The trials are being done to test the ship’s ability to withstand the effects of underwater explosions and remain seaworthy.
The USS Jackson is a new class of combat ship, which will conduct anti-submarine surface and mine countermeasure operations around the globe, according to the Navy.
They’re “designed to defeat threats in coastal waters where increasingly capable submarines, mines and swarming small craft operate,” said the Navy.
The New Journal discovered the Navy had already notified the National Oceanic and Atmospheric Administration's National Marine Fisheries Service that another shock trial would be conducted between July 16 and 20.
Upon seeing the photo of the shock-trail on the News-Journal’s website, a geophysicist and shift supervisor at the USGS in California, Bruce Presgrave, said, “That’s a smoking gun, isn’t it?”
Presgrave was planning to contact the Navy to learn more about the charges they were detonating.

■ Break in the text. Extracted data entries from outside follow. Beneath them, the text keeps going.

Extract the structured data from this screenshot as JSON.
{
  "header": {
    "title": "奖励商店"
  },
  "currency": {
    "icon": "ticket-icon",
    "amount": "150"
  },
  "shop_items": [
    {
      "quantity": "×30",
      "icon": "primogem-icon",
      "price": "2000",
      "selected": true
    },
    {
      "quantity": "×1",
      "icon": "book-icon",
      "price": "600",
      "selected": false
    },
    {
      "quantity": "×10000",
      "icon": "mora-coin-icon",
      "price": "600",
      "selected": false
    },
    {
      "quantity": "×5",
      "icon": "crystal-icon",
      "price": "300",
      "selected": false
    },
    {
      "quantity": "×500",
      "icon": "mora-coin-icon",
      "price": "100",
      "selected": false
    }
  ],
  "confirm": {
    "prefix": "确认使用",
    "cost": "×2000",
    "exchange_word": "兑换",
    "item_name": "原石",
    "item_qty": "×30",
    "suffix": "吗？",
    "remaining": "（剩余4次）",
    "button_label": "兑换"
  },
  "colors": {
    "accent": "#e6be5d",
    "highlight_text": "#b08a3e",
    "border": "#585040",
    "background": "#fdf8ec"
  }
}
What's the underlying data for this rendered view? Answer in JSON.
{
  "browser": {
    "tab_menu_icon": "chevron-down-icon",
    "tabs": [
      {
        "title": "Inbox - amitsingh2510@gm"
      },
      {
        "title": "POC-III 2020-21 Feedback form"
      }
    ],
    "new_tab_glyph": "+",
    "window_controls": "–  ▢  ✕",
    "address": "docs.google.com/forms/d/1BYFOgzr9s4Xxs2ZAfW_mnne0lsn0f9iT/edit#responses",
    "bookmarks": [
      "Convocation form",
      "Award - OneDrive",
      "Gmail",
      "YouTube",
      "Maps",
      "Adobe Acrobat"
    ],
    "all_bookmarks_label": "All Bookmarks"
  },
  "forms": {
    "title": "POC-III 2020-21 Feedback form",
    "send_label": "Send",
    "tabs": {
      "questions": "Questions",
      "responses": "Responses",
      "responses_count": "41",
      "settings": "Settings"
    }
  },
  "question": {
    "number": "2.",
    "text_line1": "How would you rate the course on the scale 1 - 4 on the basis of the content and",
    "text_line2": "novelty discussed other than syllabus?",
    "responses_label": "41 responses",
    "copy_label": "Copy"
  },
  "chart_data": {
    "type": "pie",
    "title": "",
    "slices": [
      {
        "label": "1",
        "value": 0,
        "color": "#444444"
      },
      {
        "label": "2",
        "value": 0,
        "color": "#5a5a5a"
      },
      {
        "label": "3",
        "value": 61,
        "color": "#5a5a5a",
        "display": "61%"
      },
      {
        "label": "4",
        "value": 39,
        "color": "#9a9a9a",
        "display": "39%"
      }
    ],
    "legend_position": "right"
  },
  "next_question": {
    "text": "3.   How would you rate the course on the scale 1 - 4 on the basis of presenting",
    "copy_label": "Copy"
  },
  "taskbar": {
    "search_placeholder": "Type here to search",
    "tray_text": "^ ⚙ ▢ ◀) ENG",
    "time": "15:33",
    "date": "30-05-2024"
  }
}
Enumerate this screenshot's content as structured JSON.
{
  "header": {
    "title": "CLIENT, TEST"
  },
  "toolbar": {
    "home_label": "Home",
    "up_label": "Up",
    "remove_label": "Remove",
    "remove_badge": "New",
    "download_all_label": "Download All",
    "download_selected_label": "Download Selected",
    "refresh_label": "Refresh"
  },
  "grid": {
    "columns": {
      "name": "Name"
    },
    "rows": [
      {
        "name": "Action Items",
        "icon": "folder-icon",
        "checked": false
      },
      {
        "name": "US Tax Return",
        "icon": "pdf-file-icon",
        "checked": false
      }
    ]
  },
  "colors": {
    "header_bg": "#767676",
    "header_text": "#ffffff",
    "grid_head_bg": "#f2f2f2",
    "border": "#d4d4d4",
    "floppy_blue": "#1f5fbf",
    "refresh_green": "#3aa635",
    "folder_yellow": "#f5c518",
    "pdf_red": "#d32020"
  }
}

A large underwater explosion “would almost certainly be detected as an earthquake,” he said.
A permit from the Fisheries Service for Navy maneuvers between 2013 and 2018 stated explosions to conduct shock trials east of Jacksonville could include a 10,000 pound charge and a 40,000 pound charge.

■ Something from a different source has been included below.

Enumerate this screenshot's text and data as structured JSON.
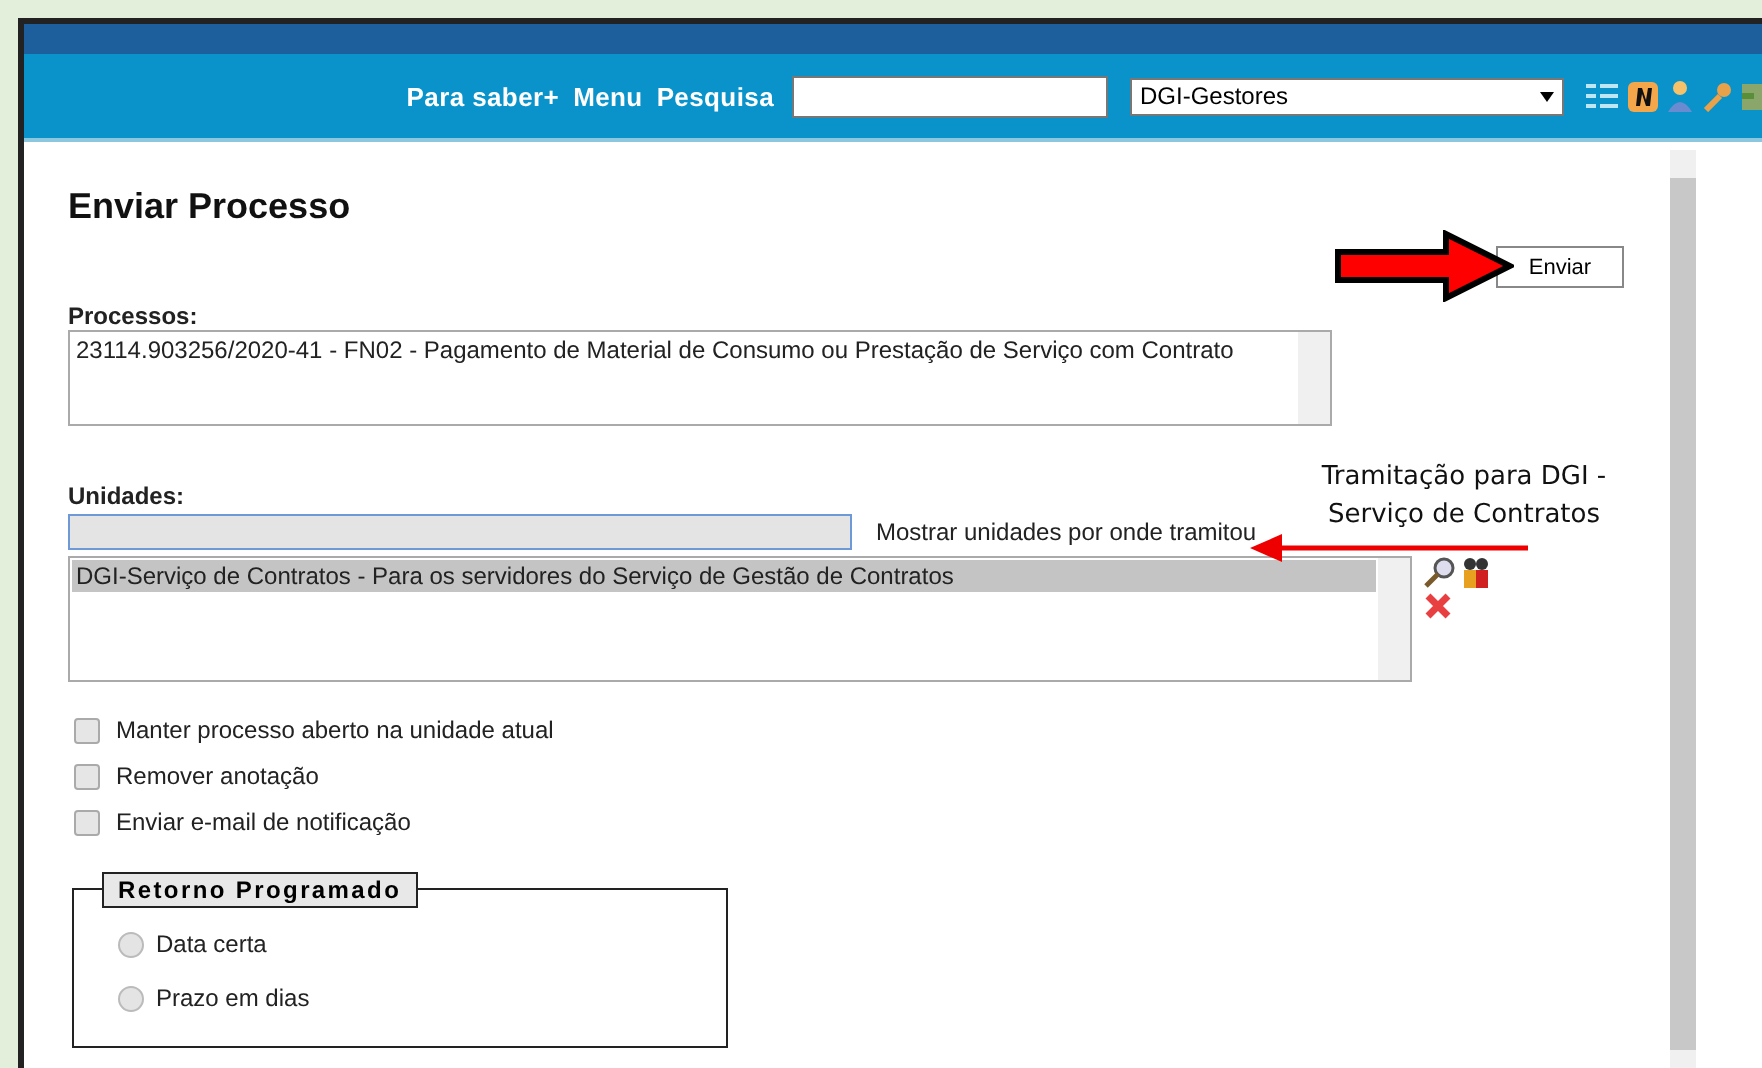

According to its permit, the vessel is required to have at least 10 marine mammal observers on board during the exercise, to watch for injuries or mortalities or marine mammal strandings.
Last week, a federal appeals court in San Francisco ruled the Navy’s sonar levels may harm whales and other marine mammals in the world’s oceans, and they must be scaled back.
According to the decision by the Ninth US Circuit Court in San Francisco on Friday, US officials wrongly allowed the Navy to use sonar at levels that harmed marine mammals, and the Navy would have to scale back low-frequency sonar in the Atlantic, Pacific and Indian Oceans as well as the Mediterranean Sea, under authority granted in 2012.
The Navy uses sonar to detect enemy submarines and claims no other type of sonar can fulfill its needs.
Environmental groups, led by the Natural Resource Defense Council (NRDC), challenged the government in a 2012 lawsuit, arguing the Obama administration had approved emissions at sound levels that violated the Marine Mammal Protection Act. The National Marine Fisheries Service then approved the Navy’s plan to deploy 18 deepwater loudspeakers over a five-year period.